On Wed, Jan 30, 2019, 12:57 PM Adam Kocoloski <kocol...@apache.org wrote:

> Hi Michael,
>
> > The trivial fix is to use DOCID/REVISIONID as DOC_KEY.
>
> Yes that’s definitely one way to address storage of edit conflicts. I
> think there are other, more compact representations that we can explore if
> we have this “exploded” data model where each scalar value maps to an
> individual KV pair.


I agree, as I mentioned on the original thread, I see a scheme, that
handles both conflicts and revisions, where you only have to store the most
recent change to a field.  Like you suggested, multiple revisions can share
a key.  Which in my mind's eye further begs the conflicts/revisions
discussion along with the working within the limits discussion because it
seems to me they are all intrinsically related as a "feature".

Saying 'We'll break documents up into roughly 80k segments', then trying to
overlay some kind of field sharing scheme for revisions/conflicts doesn't
seem like it will work.

I probably should have left out the trivial fix proposal as I don't think
it's a feasible solution to actually use.

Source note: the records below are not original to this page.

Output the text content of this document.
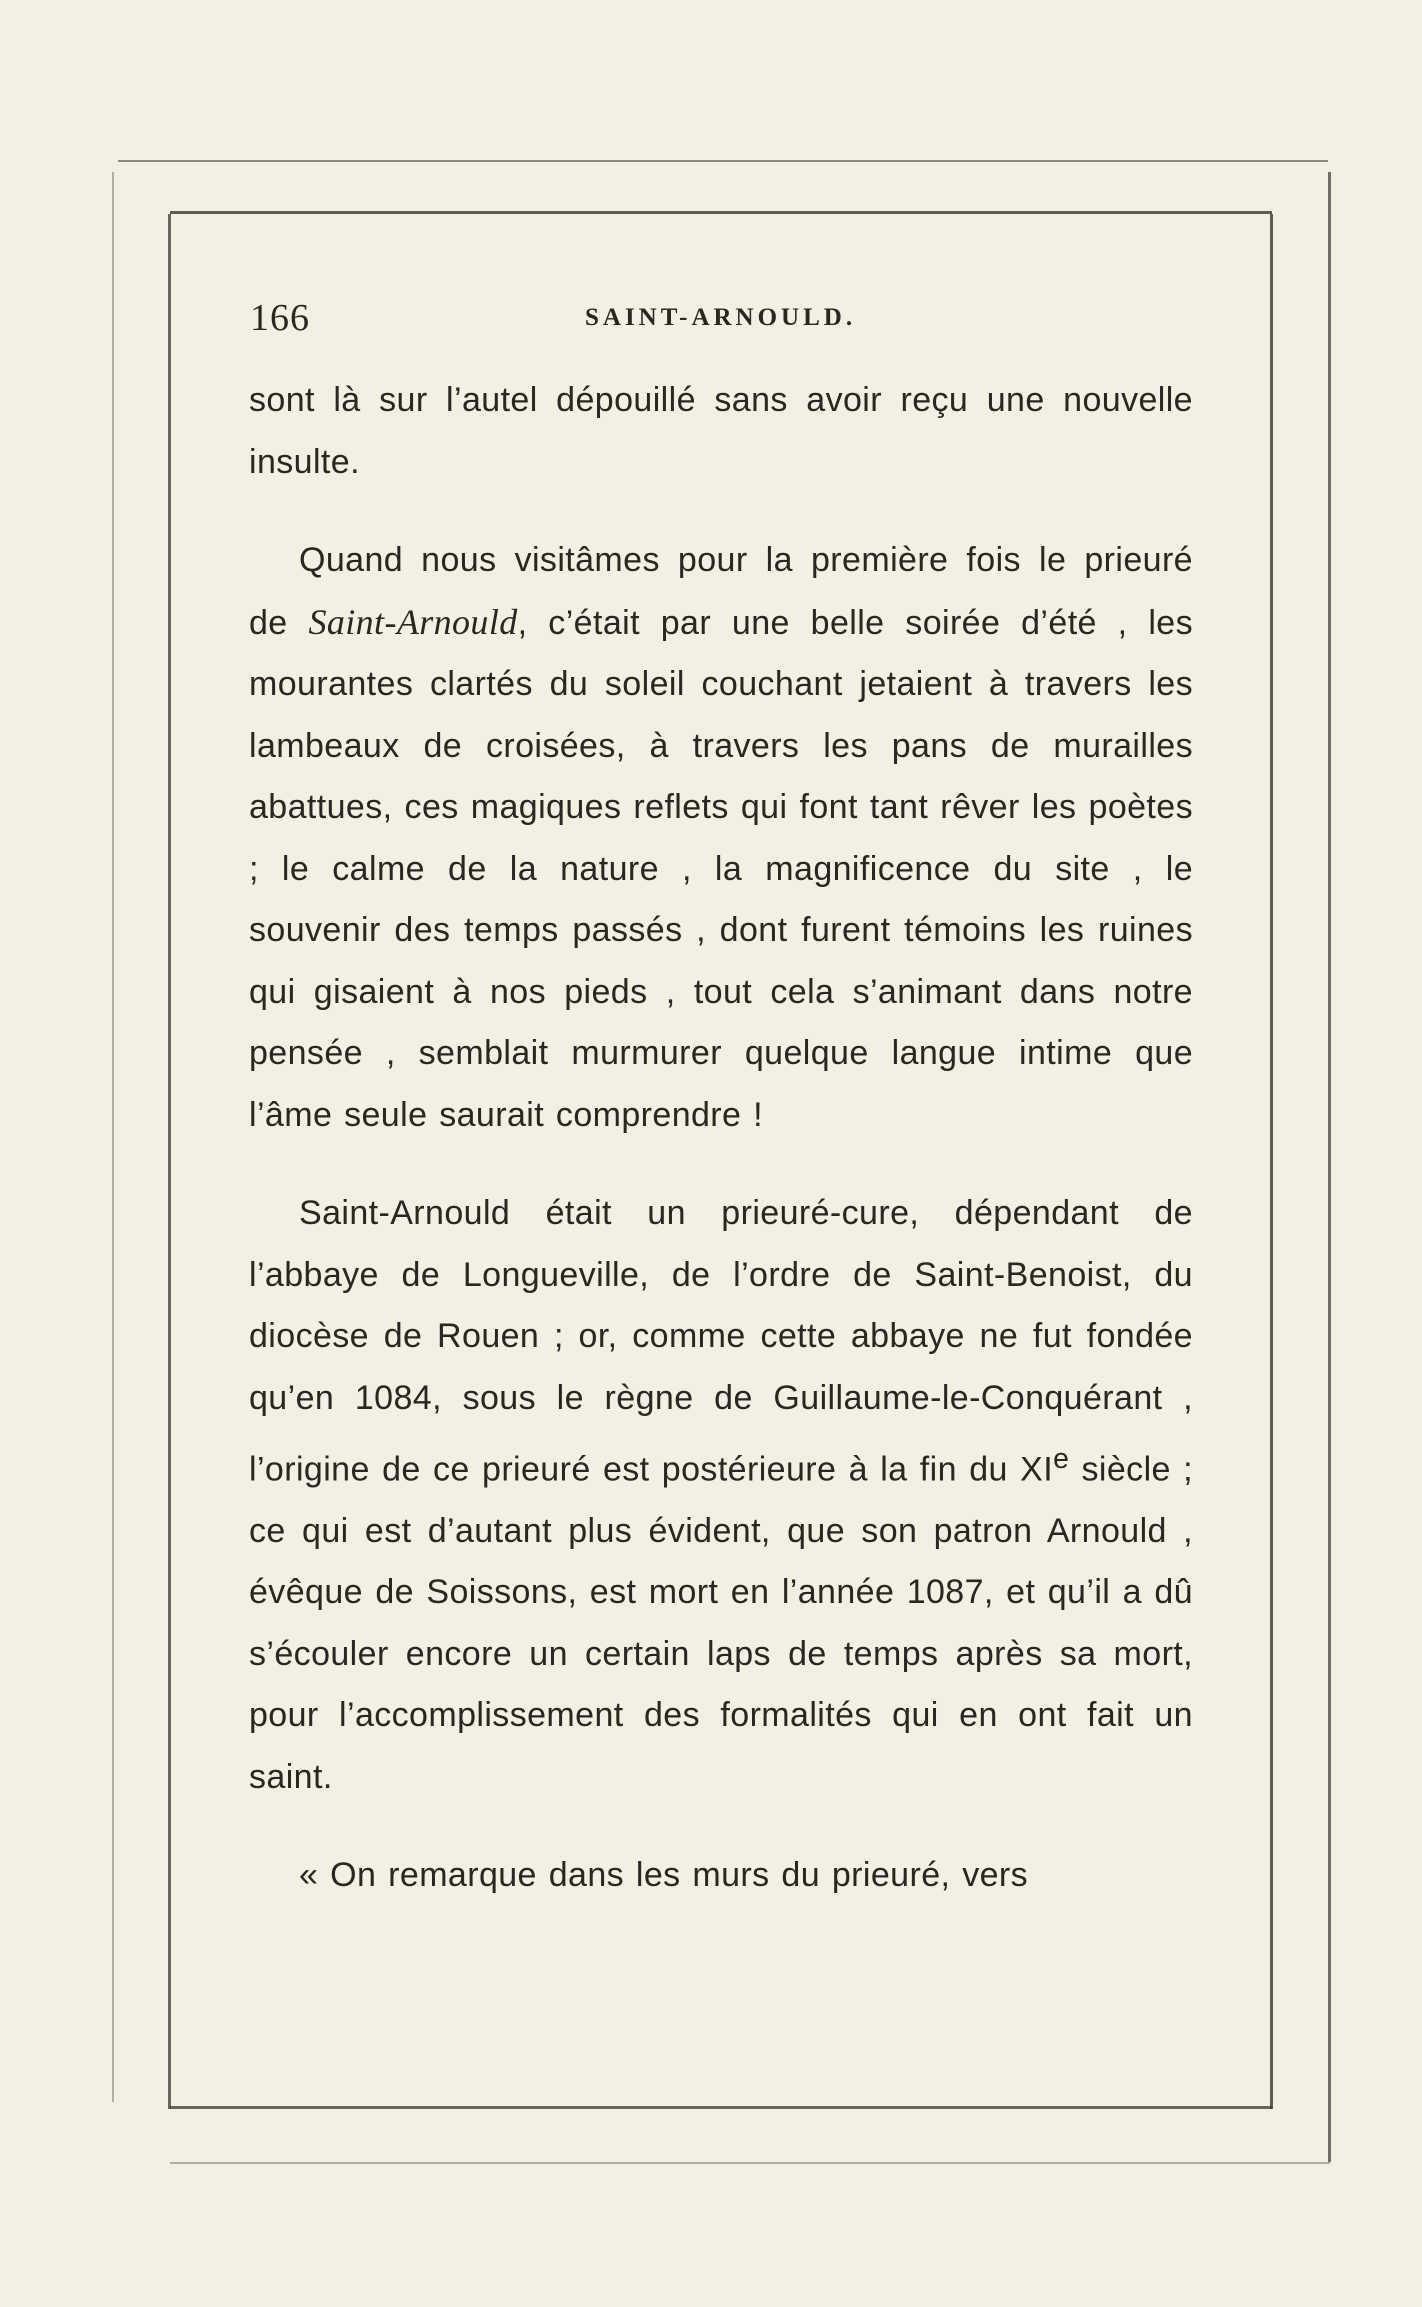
166	SAINT-ARNOULD.

sont là sur l’autel dépouillé sans avoir reçu une nouvelle insulte.

Quand nous visitâmes pour la première fois le prieuré de Saint-Arnould, c’était par une belle soirée d’été , les mourantes clartés du soleil couchant jetaient à travers les lambeaux de croisées, à travers les pans de murailles abattues, ces magiques reflets qui font tant rêver les poètes ; le calme de la nature , la magnificence du site , le souvenir des temps passés , dont furent témoins les ruines qui gisaient à nos pieds , tout cela s’animant dans notre pensée , semblait murmurer quelque langue intime que l’âme seule saurait comprendre !

Saint-Arnould était un prieuré-cure, dépendant de l’abbaye de Longueville, de l’ordre de Saint-Benoist, du diocèse de Rouen ; or, comme cette abbaye ne fut fondée qu’en 1084, sous le règne de Guillaume-le-Conquérant , l’origine de ce prieuré est postérieure à la fin du XIe siècle ; ce qui est d’autant plus évident, que son patron Arnould , évêque de Soissons, est mort en l’année 1087, et qu’il a dû s’écouler encore un certain laps de temps après sa mort, pour l’accomplissement des formalités qui en ont fait un saint.

« On remarque dans les murs du prieuré, vers
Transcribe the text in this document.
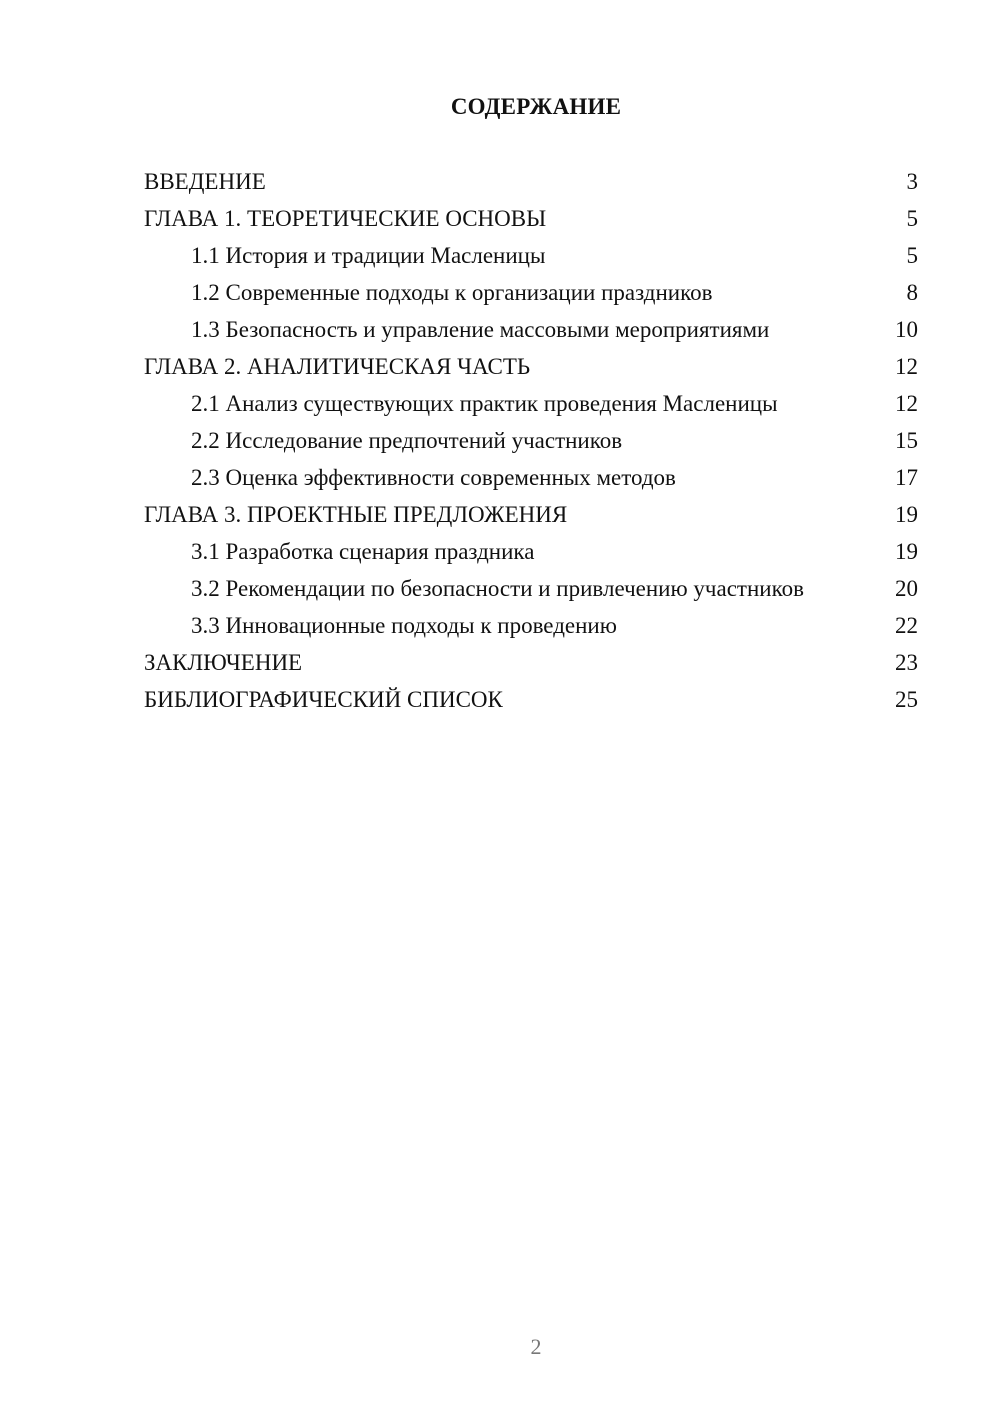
СОДЕРЖАНИЕ
ВВЕДЕНИЕ	3
ГЛАВА 1. ТЕОРЕТИЧЕСКИЕ ОСНОВЫ	5
1.1 История и традиции Масленицы	5
1.2 Современные подходы к организации праздников	8
1.3 Безопасность и управление массовыми мероприятиями	10
ГЛАВА 2. АНАЛИТИЧЕСКАЯ ЧАСТЬ	12
2.1 Анализ существующих практик проведения Масленицы	12
2.2 Исследование предпочтений участников	15
2.3 Оценка эффективности современных методов	17
ГЛАВА 3. ПРОЕКТНЫЕ ПРЕДЛОЖЕНИЯ	19
3.1 Разработка сценария праздника	19
3.2 Рекомендации по безопасности и привлечению участников	20
3.3 Инновационные подходы к проведению	22
ЗАКЛЮЧЕНИЕ	23
БИБЛИОГРАФИЧЕСКИЙ СПИСОК	25
2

The comment is more regarding that I do not see how this thread can escape
including how to store/retrieve conflicts/revisions.

For instance, the 'doc as individual fields' proposal lends itself to value
sharing across mutiple documents (and I don't just mean revisions of the
same doc, I mean the same key/value instance could be shared for every
document).
However that's not really relevant if we're not considering the amount of
shared information across documents in the storage scheme.

Simply storing documents in <100k segments (perhaps in some kind of
compressed binary representation) to deal with that FDB limit seems fine.
The only reason to consider doing something else is because of its impact
to indexing, searches, reduce functions, revisions, on-disk size impact,
etc.



> > I'm assuming the process will flatten the key paths of the document into
> an array and then request the value of each key as multiple parallel
> queries against FDB at once
>
> Ah, I think this is not one of Ilya’s assumptions. He’s trying to design a
> model which allows the retrieval of a document with a single range read,
> which is a good goal in my opinion.
>

I am not sure I agree.

Think of bitTorrent, a single range read should pull back the structure of
the document (the pieces to fetch), but not necessarily the whole document.

What if you already have a bunch of pieces in common with other documents
locally (a repeated header/footer/ or type for example); and you only need
to get a few pieces of data you don't already have?

The real goal to Couch I see is to treat your document set like the
collection of structured information that it is.  In some respects like an
extension of your application's heap space for structured objects and
efficiently querying that collection to get back subsets of the data.

Otherwise it seems more like a slightly upgraded file system plus a fancy
grep/find like feature...

The best way I see to unlock more features/power is to a move towards a
more granular and efficient way to store and retrieve the scalar values...



For example, hears a crazy thought:
Map every distinct occurence of a key/value instance through a crypto hash
function to get a set of hashes.

These can be be precomputed by Couch without any lookups in FDB.  These
will be spread all over kingdom come in FDB and not lend themselves to
range search well.

So what you do is index them for frequency of occurring in the same set.
In essence, you 'bucket them' statistically, and that bucket id becomes a
key prefix. A crypto hash value can be copied into more than one bucket.
The {bucket_id}/{cryptohash} becomes a {val_id}

When writing a document, Couch submits the list/array of cryptohash values
it computed to FDB and gets back the corresponding  {val_id} (the id with
the bucket prefixed).  This can get somewhat expensive if there's always a
lot of app local cache misses.


A document's value is then a series of {val_id} arrays up to 100k per
segment.

When retrieving a document, you get the val_ids, find the distinct buckets
and min/max entries for this doc, and then parallel query each bucket while
reconstructing the document.

The values returned from the buckets query are the key/value strings
required to reassemble this document.


----------
I put this forward primarily to hilite the idea that trying to match the
storage representation of documents in a straight forward way to FDB keys
to reduce query count might not be the most performance oriented approach.

I'd much prefer a storage approach that reduced data duplication and
enabled fast sub-document queries.


This clearly falls in the realm of what people want the 'use case' of Couch
to be/become.  By giving Couch more access to sub-document queries, I could
eventually see queries as complicated as GraphQL submitted to Couch and
pulling back ad-hoc aggregated data across multiple documents in a single
application layer request.

Hehe - one way to look at the database of Couch documents is that they are
all conflict revisions of the single root empty document.   What I mean be
this is consider thinking of the entire document store as one giant DAG of
key/value pairs. How even separate documents are still typically related to
each other.  For most applications there is a tremendous amount of data
redundancy between docs and especially between revisions of those docs...



And all this is a long way of saying "I think there could be a lot of value
in assuming documents are 'assembled' from multiple queries to FDB, with
local caching, instead of simply retrieved"

Thanks, I hope I'm not the only outlier here thinking this way!?